# Seiko 7A38



## Jonmarkel (Oct 1, 2011)

all, can anyone direct me to where I can purchase (as cheap as possible) an original bracelet for a 7A38 please?

its the stainless steel version

regards


----------



## Sir Alan (Sep 10, 2010)

what are the second set of numbers (e.g. 7A38 *7070*)?


----------



## Jonmarkel (Oct 1, 2011)

7190 Sir Alan,



i thought that the chrono dials were gold at first but closer inspection it would seem its dirt lol


----------



## Sir Alan (Sep 10, 2010)

Well ....... you're looking for a B1405S

I doubt that a NOS one will turn up that quickly, your best bet would be to look out for a donor watch to rob the bracelet from.

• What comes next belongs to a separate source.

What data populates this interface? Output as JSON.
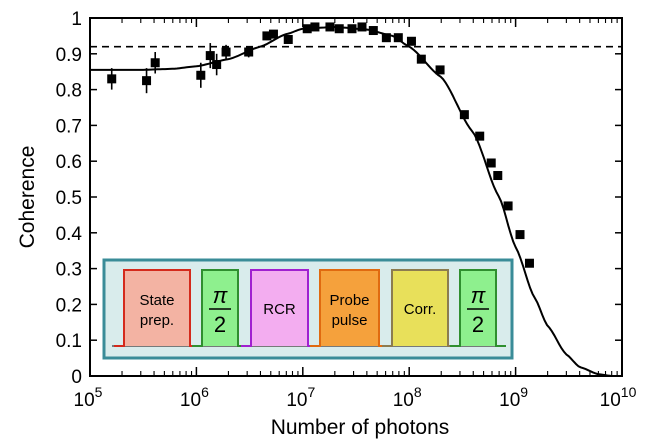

However, I suspect that most donors will have a better dial than yours, so you might end up having to play mix & match.


----------



## Jonmarkel (Oct 1, 2011)

many thanks


----------



## tixntox (Jul 17, 2009)

Jonmarkel said:


> 7190 Sir Alan,
> 
> 
> 
> i thought that the chrono dials were gold at first but closer inspection it would seem its dirt lol


 More likely a leaked battery at some point.

Mike


----------



## Jonmarkel (Oct 1, 2011)

sent it back and got a refund wasn't worth the trouble in the end


----------